Positive start in 2019 – followed by greater caution?

Political uncertainty remains a concern

For almost three months, the U.S.-China trade talks and dovish central bank messaging led to optimism, resulting in the best start to a year for global equities in more than 20 years. Investors, however, have now shifted focus and are starting to react more carefully to economic data. Equities rallied in most markets between 10 and 15% through the first quarter thanks to central bank liquidity injection, despite global macro data showing signs of a slowdown. Commodity markets also performed positively in the first quarter. Copper and oil prices rose significantly in the first quarter, gold performed positively in recent weeks as well, only to name a few.

Despite a surprisingly accommodative stance by the Federal Reserve last week, stock markets started to retreat the day following the announcement. Bond markets have also been showing signs of distress over the past week.
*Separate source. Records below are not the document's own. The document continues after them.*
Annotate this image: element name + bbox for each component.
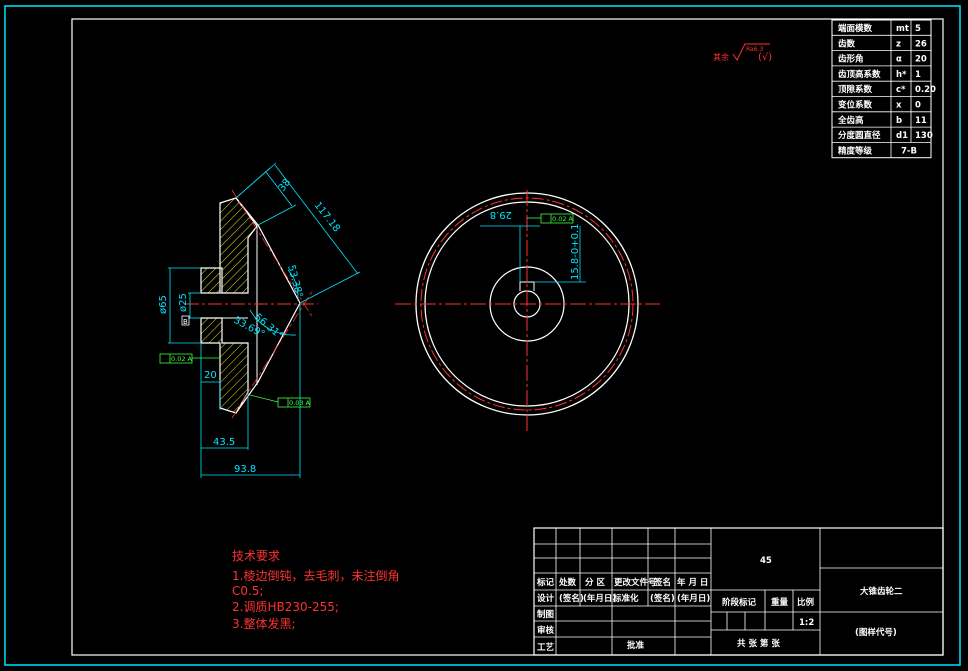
front-tolerance: 0.02 A — [552, 215, 574, 223]
tolerance-frame-2: 0.03 A — [289, 399, 311, 407]
param-symbol: α — [896, 55, 902, 65]
param-value: 7-B — [901, 146, 917, 156]
tb-label-count: 处数 — [558, 577, 577, 588]
param-symbol: c* — [896, 85, 906, 95]
tb-design-date: (年月日) — [583, 593, 616, 604]
tb-process: 工艺 — [537, 642, 555, 653]
tb-scale: 1:2 — [799, 618, 814, 628]
dim-cone-length: 117.18 — [312, 200, 342, 234]
param-value: 26 — [915, 39, 927, 49]
tb-draw: 制图 — [537, 609, 554, 620]
dim-width-total: 93.8 — [234, 464, 256, 475]
param-value: 0 — [915, 101, 921, 111]
tolerance-frame-1: 0.02 A — [171, 355, 193, 363]
param-symbol: mt — [896, 24, 909, 34]
dim-hub-length: 20 — [204, 370, 217, 381]
dim-hub-diameter: ø65 — [158, 295, 169, 314]
tb-label-mark: 标记 — [536, 577, 555, 588]
param-name: 齿数 — [838, 38, 856, 49]
param-name: 齿形角 — [838, 54, 864, 65]
param-name: 顶隙系数 — [838, 84, 873, 95]
notes-line-3: 2.调质HB230-255; — [232, 600, 339, 614]
param-symbol: b — [896, 116, 902, 126]
notes-title: 技术要求 — [232, 549, 280, 563]
param-value: 5 — [915, 24, 921, 34]
tb-standard: 标准化 — [612, 593, 639, 604]
param-symbol: d1 — [896, 131, 908, 141]
param-name: 全齿高 — [837, 115, 864, 126]
notes-line-1: 1.棱边倒钝，去毛刺，未注倒角 — [232, 568, 399, 583]
technical-requirements: 技术要求 1.棱边倒钝，去毛刺，未注倒角 C0.5; 2.调质HB230-255… — [232, 549, 399, 631]
tb-weight: 重量 — [771, 597, 789, 608]
dim-top-width: 38 — [277, 177, 294, 194]
param-symbol: h* — [896, 70, 907, 80]
tb-stage: 阶段标记 — [722, 597, 757, 608]
front-keyway-dim: 15.8-0+0.1 — [570, 223, 581, 280]
dim-width-1: 43.5 — [213, 437, 235, 448]
tb-part-name: 大锥齿轮二 — [860, 586, 903, 597]
tb-label-sign: 签名 — [653, 577, 671, 588]
param-name: 精度等级 — [838, 145, 873, 156]
tb-label-date: 年 月 日 — [677, 577, 708, 588]
outer-border — [4, 5, 961, 666]
front-key-dim: 29.8 — [490, 209, 512, 220]
tb-ratio: 比例 — [797, 597, 815, 608]
tb-approve: 批准 — [627, 640, 645, 651]
param-symbol: z — [896, 39, 901, 49]
tb-drawing-no: (图样代号) — [855, 627, 897, 638]
tb-label-change: 更改文件号 — [614, 577, 657, 588]
param-value: 11 — [915, 116, 927, 126]
param-name: 端面模数 — [838, 23, 873, 34]
tb-sheets: 共 张 第 张 — [737, 638, 780, 649]
param-name: 齿顶高系数 — [838, 69, 881, 80]
tb-standard-sign: (签名) — [650, 593, 675, 604]
param-symbol: x — [896, 101, 902, 111]
param-value: 130 — [915, 131, 933, 141]
roughness-prefix: 其余 — [713, 52, 729, 62]
section-hatch-upper — [200, 197, 258, 294]
tb-design: 设计 — [537, 593, 555, 604]
param-name: 变位系数 — [838, 100, 873, 111]
parameter-table: 端面模数 mt 5 齿数 z 26 齿形角 α 20 齿顶高系数 h* 1 顶隙系数 c* 0.20 变位系数… — [831, 19, 936, 159]
param-value: 1 — [915, 70, 921, 80]
front-view: 29.8 15.8-0+0.1 0.02 A — [395, 190, 660, 432]
roughness-suffix: (√) — [758, 52, 772, 63]
cad-drawing: 端面模数 mt 5 齿数 z 26 齿形角 α 20 齿顶高系数 h* 1 顶隙系数 c* 0.20 变位系数… — [4, 5, 961, 666]
notes-line-2: C0.5; — [232, 584, 264, 598]
tb-review: 审核 — [537, 625, 555, 636]
tb-design-sign: (签名) — [559, 593, 584, 604]
param-name: 分度圆直径 — [838, 130, 881, 141]
roughness-symbol: 其余 Ra6.3 (√) — [713, 43, 772, 63]
tb-label-zone: 分 区 — [585, 577, 605, 588]
dim-bore-diameter: ø25 — [178, 293, 189, 312]
tb-material: 45 — [760, 556, 772, 566]
section-hatch-lower — [200, 317, 249, 414]
datum-label: B — [183, 318, 188, 326]
side-section-view: 38 117.18 53.38° 56.31° 33.69° ø65 ø25 2… — [158, 162, 361, 478]
notes-line-4: 3.整体发黑; — [232, 616, 296, 631]
param-value: 20 — [915, 55, 927, 65]
title-block-text: 45 大锥齿轮二 (图样代号) 1:2 共 张 第 张 批准 标记 处数 分 区… — [536, 556, 903, 653]
tb-standard-date: (年月日) — [677, 593, 710, 604]
param-value: 0.20 — [915, 85, 936, 95]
With the outcome of the Brexit negotiations still unclear and the world still waiting for a trade deal between the US and China, political uncertainty remains a concern.
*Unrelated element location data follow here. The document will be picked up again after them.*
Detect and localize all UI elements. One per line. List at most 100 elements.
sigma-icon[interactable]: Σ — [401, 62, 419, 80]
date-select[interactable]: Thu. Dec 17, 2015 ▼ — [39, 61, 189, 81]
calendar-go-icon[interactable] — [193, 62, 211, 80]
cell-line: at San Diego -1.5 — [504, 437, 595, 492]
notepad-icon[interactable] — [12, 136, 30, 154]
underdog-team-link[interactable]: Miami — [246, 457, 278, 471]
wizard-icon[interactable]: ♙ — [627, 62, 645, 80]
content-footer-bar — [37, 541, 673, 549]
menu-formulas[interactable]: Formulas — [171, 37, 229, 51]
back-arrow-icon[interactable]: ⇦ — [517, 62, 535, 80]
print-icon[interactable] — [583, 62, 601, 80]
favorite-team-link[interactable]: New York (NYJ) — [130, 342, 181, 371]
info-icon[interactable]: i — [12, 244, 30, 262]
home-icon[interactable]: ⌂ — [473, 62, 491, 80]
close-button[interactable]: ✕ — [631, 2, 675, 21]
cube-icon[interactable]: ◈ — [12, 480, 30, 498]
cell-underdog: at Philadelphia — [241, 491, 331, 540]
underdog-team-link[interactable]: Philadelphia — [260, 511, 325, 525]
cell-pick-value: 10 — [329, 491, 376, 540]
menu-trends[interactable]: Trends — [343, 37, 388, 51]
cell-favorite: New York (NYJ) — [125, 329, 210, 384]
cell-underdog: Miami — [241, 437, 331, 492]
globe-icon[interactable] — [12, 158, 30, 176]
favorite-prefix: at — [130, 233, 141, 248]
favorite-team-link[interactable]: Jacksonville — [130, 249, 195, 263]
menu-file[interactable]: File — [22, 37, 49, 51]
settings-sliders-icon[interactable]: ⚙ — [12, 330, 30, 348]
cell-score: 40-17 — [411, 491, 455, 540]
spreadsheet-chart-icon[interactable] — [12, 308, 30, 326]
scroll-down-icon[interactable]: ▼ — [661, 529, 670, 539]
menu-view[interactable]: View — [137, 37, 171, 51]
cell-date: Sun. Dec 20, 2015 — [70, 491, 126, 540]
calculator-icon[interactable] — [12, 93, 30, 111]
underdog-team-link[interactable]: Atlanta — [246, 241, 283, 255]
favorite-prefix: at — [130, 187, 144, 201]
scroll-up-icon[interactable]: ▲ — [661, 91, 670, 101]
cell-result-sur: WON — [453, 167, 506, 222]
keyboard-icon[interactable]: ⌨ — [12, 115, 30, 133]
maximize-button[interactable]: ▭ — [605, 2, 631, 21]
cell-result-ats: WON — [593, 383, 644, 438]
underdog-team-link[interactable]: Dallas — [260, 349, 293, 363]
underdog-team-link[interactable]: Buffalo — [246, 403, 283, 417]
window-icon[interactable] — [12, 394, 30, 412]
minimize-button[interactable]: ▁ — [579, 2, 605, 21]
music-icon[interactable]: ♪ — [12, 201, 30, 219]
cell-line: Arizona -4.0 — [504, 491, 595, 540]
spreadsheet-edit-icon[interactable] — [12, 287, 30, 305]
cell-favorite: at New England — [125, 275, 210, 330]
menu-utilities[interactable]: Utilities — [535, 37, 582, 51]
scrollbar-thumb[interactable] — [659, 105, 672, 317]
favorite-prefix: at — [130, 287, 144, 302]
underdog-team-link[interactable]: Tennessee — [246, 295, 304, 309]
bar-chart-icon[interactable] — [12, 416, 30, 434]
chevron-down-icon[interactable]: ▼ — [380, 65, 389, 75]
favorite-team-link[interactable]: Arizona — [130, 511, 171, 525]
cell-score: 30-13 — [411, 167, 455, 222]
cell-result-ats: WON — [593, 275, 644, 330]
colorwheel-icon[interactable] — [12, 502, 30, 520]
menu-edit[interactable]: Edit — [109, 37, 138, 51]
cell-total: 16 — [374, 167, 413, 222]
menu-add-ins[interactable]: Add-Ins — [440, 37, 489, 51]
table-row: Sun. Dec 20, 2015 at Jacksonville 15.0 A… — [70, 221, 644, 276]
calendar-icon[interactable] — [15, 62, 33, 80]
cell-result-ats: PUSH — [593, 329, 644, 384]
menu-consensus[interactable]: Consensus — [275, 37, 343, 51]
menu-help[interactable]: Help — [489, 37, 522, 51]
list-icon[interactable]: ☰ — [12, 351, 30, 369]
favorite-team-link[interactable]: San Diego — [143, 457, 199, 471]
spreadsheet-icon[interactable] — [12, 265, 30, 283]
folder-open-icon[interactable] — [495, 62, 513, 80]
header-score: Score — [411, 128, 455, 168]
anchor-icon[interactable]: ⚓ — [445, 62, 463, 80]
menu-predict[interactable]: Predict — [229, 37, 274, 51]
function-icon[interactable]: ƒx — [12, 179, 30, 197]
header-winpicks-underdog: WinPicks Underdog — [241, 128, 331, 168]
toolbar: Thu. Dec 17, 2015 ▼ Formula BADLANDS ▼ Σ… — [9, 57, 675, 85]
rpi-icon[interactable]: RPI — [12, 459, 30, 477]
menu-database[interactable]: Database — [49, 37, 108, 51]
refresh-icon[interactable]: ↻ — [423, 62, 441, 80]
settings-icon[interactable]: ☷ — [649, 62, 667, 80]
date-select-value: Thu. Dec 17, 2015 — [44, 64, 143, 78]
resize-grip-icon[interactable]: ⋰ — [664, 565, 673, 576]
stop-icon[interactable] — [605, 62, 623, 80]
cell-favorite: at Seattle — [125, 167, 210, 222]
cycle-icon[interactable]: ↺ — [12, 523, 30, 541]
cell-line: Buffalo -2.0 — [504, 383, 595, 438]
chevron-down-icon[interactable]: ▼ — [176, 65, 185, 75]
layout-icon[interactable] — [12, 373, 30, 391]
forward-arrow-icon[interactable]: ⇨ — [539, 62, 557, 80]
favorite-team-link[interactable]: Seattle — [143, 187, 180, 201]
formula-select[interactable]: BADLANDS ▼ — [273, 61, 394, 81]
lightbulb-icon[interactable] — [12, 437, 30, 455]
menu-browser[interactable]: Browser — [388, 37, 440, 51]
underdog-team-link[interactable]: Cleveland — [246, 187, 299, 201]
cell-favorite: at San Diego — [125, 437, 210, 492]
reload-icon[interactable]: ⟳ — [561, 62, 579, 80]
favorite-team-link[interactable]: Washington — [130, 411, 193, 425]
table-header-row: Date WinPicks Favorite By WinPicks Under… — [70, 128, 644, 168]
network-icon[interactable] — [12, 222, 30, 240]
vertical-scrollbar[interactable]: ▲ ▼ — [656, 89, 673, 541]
Many investors aim for locking in long-term yields

World trade began contracting sharply during the fourth quarter last year. At the same time, corporations postponed capital investment in response to the US-China tariff war. In addition, US households tightened their belts in December. This led to a large drop in retail sales. The US 10-year Treasury yield fell below the three-month rate last week. This means that investors want to lock in long-term yields. This is considered a possible action if the Federal Reserve reduces short-term interest rates as the economy weakens. The Fed Funds market is now pricing in a 70% chance of a rate cut by 2020!

Just three months ago, the market had been pricing in two rate hikes in 2019. According to the International Monetary Fund (IMF), global expansion has weakened. The slowdown in manufacturing seems a global trend in the first quarter, as international trade tensions appear to be leaving their mark on factory output. The global growth forecast for 2019 and 2020 had already been revised downward by the IMF last fall. The global economy is now projected to grow at 3.5 percent in 2019 and 3.6 percent in 2020.

Volatility and uncertainty – we expect a late stage cycle environment

We expect the year 2019 to deliver further growth but at a lower level. Fiscal and monetary policy support is likely to continue and should support the markets. We do not expect the economy to falter: Central banks incorporate market developments in policy settings and seem to stand ready to stabilize the market. For this reason, we do not see a recession coming in the US. However, we expect persisted elevated volatility in equity and fixed income markets. In summary, we will continue to align our portfolio for a late stage cycle environment with increased volatility and uncertainties coming from political risks. We are continuing to monitor the markets carefully.